59 N.C. 196 | N.C. | 1861

The object of the bill is to obtain compensation for improvements, which the plaintiff alleges that he made upon a certain parcel of land, which the defendant had agreed by parol to convey to him. A prayer for specific performance is, indeed, contained in the bill, but the plaintiff, anticipating that such relief could not be had, relies altogether upon the secondary equity for which he sets up a claim. Were the contract which he states admitted by the defendant, but repudiated because of its being by parol, his claim for compensation on account of the value which he added to the land by his improvements, would be clear, as has been long since settled by the leading case of Albea v.Griffin, 22 N.C. 9. But the answer denies the contract as set out in the bill, and alleges one which he avers he was willing to have executed, had he not been prevented from doing so by the misconduct of the plaintiff himself. Under these circumstances Dunn v. Moore, 38 N.C. 364, is a direct authority against the claim of the plaintiff to any relief at all. In that case it was decided that part performance, as by paying part of the purchase money, and entering into possession and making improvements, will not take the case out of the statute; but when there is such part performance, if the defendant admit the contract as stated by the plaintiff, and also the part performance, but relies on the statute of frauds, the Court will order an account and decree a compensation to the plaintiff for his payments, and for the value which his expenditures have added to the land; but if the contract be denied, the (198) Court can not grant any relief, because it can not go into proof of a contract variant from that which is stated in the answer. The principle thus stated we approve, and it is decisive of the present case against the plaintiff.
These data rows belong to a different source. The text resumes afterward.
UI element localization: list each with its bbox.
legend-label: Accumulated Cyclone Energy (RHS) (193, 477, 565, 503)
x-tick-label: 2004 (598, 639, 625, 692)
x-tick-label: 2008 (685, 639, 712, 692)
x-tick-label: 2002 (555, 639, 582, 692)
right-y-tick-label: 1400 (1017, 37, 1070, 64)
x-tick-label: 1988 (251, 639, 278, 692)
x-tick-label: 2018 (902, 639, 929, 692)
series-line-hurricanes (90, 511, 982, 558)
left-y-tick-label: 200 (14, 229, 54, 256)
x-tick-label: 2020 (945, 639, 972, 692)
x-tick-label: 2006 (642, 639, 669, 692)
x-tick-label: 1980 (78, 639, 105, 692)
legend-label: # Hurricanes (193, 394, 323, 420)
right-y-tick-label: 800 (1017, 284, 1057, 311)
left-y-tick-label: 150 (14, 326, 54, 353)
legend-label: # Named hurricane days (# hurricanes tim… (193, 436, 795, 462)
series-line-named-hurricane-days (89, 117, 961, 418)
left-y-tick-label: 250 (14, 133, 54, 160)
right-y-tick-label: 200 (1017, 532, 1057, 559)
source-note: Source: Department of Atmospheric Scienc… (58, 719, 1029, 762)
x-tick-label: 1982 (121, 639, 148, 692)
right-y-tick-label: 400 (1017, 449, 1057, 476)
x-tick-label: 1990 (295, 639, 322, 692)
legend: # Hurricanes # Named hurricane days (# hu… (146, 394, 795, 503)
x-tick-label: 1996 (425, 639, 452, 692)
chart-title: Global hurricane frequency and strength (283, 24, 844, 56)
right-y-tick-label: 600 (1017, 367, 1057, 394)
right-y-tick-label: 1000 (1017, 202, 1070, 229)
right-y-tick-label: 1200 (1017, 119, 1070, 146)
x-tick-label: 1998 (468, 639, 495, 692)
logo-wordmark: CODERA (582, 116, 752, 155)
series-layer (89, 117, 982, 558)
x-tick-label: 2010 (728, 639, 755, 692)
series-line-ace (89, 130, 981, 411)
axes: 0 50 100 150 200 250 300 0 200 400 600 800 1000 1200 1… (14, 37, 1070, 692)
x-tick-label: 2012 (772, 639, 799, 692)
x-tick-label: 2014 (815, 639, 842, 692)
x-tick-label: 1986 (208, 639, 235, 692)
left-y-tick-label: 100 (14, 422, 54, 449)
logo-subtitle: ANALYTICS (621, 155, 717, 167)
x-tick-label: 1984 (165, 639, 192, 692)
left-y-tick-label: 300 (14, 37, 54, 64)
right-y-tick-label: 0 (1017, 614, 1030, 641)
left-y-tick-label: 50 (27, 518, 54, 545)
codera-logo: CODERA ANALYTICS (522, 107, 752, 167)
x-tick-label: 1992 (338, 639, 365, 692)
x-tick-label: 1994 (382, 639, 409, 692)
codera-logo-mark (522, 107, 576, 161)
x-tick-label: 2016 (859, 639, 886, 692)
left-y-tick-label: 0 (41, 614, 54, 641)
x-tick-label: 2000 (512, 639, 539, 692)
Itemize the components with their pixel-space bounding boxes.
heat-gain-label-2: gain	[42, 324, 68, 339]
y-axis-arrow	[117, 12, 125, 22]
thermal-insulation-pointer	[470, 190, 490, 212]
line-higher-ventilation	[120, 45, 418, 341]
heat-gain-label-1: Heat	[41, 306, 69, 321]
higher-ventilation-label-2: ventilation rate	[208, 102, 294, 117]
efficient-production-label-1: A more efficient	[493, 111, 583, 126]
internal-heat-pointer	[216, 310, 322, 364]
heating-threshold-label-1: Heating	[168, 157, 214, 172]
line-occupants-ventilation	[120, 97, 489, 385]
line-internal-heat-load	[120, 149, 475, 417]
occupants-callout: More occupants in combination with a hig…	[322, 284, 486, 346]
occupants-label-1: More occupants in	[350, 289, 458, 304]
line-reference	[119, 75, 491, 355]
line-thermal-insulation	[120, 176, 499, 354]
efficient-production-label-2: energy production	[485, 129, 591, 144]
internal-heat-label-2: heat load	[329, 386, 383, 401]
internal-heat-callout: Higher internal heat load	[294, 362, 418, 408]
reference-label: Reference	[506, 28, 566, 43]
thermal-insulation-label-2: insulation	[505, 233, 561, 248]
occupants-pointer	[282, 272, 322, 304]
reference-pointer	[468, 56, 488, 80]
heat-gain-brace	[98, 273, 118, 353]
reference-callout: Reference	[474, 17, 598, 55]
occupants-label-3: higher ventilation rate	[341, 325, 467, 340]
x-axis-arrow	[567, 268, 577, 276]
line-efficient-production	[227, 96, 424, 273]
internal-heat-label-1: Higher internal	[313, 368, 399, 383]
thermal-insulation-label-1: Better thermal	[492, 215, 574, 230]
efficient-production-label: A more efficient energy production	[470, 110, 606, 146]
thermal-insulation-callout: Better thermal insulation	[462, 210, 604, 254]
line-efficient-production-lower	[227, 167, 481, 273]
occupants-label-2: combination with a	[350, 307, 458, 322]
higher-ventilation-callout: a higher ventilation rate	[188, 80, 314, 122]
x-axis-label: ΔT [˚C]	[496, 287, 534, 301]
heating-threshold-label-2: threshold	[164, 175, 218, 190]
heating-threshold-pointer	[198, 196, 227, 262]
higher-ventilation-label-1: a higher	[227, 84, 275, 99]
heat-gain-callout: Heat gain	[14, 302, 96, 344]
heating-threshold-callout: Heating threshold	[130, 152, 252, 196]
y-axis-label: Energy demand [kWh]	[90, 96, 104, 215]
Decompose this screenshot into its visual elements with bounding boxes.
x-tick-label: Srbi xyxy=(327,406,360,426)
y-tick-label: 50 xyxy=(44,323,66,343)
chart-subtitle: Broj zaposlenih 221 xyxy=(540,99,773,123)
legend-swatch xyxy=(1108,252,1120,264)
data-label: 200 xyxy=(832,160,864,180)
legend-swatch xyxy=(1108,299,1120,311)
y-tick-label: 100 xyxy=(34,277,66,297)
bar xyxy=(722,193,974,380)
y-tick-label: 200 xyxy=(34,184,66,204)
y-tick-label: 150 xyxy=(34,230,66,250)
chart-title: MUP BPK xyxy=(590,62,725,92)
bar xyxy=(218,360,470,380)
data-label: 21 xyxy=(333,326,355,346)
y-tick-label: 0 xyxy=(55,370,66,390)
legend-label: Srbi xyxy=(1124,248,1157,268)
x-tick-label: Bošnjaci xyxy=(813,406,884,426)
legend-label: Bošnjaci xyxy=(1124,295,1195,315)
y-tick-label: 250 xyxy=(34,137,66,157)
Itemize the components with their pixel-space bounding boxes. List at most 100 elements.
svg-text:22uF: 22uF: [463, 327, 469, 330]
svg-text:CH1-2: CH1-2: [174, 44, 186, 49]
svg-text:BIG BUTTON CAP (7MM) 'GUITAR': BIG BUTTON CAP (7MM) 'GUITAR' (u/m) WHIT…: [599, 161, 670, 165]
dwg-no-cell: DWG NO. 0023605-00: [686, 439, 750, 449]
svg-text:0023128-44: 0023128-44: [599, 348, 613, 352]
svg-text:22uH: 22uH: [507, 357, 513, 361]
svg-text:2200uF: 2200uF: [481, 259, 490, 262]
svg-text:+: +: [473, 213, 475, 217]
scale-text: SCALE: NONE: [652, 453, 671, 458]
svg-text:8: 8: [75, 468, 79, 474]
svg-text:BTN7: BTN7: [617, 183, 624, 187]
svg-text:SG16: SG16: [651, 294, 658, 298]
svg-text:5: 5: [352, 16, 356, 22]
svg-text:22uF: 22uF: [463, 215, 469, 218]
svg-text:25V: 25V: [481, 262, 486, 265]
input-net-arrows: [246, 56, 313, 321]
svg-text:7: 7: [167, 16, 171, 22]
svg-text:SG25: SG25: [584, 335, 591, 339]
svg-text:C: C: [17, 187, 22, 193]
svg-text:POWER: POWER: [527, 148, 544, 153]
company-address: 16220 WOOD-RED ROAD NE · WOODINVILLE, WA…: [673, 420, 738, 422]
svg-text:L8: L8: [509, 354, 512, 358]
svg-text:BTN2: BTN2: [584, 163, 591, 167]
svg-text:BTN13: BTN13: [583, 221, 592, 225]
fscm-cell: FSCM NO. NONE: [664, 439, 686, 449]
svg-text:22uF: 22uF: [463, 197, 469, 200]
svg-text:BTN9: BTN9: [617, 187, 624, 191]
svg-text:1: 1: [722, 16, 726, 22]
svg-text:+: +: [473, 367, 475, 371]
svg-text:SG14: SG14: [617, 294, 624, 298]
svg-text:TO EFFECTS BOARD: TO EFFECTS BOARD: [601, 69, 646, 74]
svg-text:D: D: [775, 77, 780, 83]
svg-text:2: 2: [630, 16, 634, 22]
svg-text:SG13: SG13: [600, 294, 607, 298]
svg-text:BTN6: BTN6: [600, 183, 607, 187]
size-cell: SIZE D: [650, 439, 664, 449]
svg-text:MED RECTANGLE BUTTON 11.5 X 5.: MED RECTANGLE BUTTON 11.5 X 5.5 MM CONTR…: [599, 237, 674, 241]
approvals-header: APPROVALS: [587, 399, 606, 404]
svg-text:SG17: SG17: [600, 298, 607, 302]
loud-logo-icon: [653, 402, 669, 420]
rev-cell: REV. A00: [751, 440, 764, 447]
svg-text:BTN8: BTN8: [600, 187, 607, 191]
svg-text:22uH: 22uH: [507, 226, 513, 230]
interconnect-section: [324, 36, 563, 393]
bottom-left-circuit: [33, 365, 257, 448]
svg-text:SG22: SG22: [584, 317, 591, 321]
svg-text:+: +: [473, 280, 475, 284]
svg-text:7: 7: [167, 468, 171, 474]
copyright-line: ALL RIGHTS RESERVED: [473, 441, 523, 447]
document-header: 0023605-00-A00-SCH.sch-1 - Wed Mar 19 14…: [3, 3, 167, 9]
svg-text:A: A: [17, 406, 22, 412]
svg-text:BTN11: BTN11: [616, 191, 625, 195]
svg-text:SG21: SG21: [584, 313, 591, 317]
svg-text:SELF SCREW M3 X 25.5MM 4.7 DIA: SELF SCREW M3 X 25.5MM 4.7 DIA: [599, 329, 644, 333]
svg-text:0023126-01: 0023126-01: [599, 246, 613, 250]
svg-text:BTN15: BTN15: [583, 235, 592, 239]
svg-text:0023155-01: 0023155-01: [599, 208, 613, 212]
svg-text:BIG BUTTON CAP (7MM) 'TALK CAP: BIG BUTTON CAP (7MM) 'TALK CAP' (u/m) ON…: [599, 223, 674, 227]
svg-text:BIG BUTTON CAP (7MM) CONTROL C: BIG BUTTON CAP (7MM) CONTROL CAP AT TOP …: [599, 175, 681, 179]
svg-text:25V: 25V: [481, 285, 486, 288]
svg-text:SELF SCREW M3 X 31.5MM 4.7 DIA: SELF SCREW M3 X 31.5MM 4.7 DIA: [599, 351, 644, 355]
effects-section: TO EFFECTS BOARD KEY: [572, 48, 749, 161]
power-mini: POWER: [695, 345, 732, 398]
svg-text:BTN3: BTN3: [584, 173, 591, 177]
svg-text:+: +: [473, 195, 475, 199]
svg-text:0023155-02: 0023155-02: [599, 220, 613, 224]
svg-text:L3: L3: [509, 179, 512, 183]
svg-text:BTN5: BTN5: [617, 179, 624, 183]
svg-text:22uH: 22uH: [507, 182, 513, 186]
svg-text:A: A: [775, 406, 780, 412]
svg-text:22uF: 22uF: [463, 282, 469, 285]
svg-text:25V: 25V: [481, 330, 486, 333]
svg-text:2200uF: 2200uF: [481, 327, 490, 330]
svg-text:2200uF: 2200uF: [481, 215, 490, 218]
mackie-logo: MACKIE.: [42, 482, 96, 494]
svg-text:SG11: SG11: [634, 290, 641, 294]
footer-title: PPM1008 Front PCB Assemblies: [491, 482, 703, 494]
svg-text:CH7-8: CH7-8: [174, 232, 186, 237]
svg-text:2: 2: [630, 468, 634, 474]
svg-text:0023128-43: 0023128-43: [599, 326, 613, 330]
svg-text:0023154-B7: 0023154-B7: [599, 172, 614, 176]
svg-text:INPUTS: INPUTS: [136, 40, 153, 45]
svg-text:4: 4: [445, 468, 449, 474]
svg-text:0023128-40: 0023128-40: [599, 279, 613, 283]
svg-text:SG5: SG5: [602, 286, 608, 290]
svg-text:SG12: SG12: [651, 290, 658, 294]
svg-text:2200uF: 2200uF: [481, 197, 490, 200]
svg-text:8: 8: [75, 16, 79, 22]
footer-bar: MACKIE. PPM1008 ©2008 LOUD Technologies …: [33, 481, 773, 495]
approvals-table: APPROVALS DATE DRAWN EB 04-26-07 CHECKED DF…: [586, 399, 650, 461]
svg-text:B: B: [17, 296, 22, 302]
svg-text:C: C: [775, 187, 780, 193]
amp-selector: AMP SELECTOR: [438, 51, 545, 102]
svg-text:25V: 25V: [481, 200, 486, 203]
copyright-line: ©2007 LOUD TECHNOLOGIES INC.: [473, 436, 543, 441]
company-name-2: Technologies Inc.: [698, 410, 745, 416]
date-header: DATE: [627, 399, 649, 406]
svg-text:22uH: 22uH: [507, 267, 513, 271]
Our attention has been called to the cases of Thomas v. Kyles,53 N.C. 302, and Love v. Neilson, Ibid., 339, decided at the Morganton Term, 1854, which are supposed to be in opposition to the principle *159 extracted from Dunn v. Moore. The first would seem to be so, but the part of the case which relates to the present question was comparatively an unimportant one in the cause, and was manifestly not much considered, either by the counsel or the Court. Besides, it does not appear from the report that the alleged contract of purchase for the five acres of land was denied in the answer, it being only stated that "it was not admitted," which, as the main dispute was upon another point, may have meant that the answer had not noticed the allegation of the contract. However this may be, we can not give the case the effect of overruling, or essentially modifying, that of Dunn v. Moore. The other case of Love v. Neilson came before the Court upon the plea of the statute of frauds in bar of the plaintiff's claim for the specific performance of a parol contract for the purchase of one-half of a mill. The plea was sustained, but the Court said that the plaintiff might have relief for his expenditures in improving the mill-site of the defendant, and to that end remanded the cause to the Court below in order that the defendant might there file his answer. As it could not be known whether the answer would admit or deny the contract set forth by the plaintiff, it was manifest that the decision of the Court is not necessarily opposed to the principle adjudicated in Dunn v. Moore, supra.

PER CURIAM. Bill dismissed with costs.

Cited: Bonham v. Craig, 80 N.C. 231; McCracken v. McCracken, 88 N.C. 275,285; Luton v. Badham, 127 N.C. 98, 106.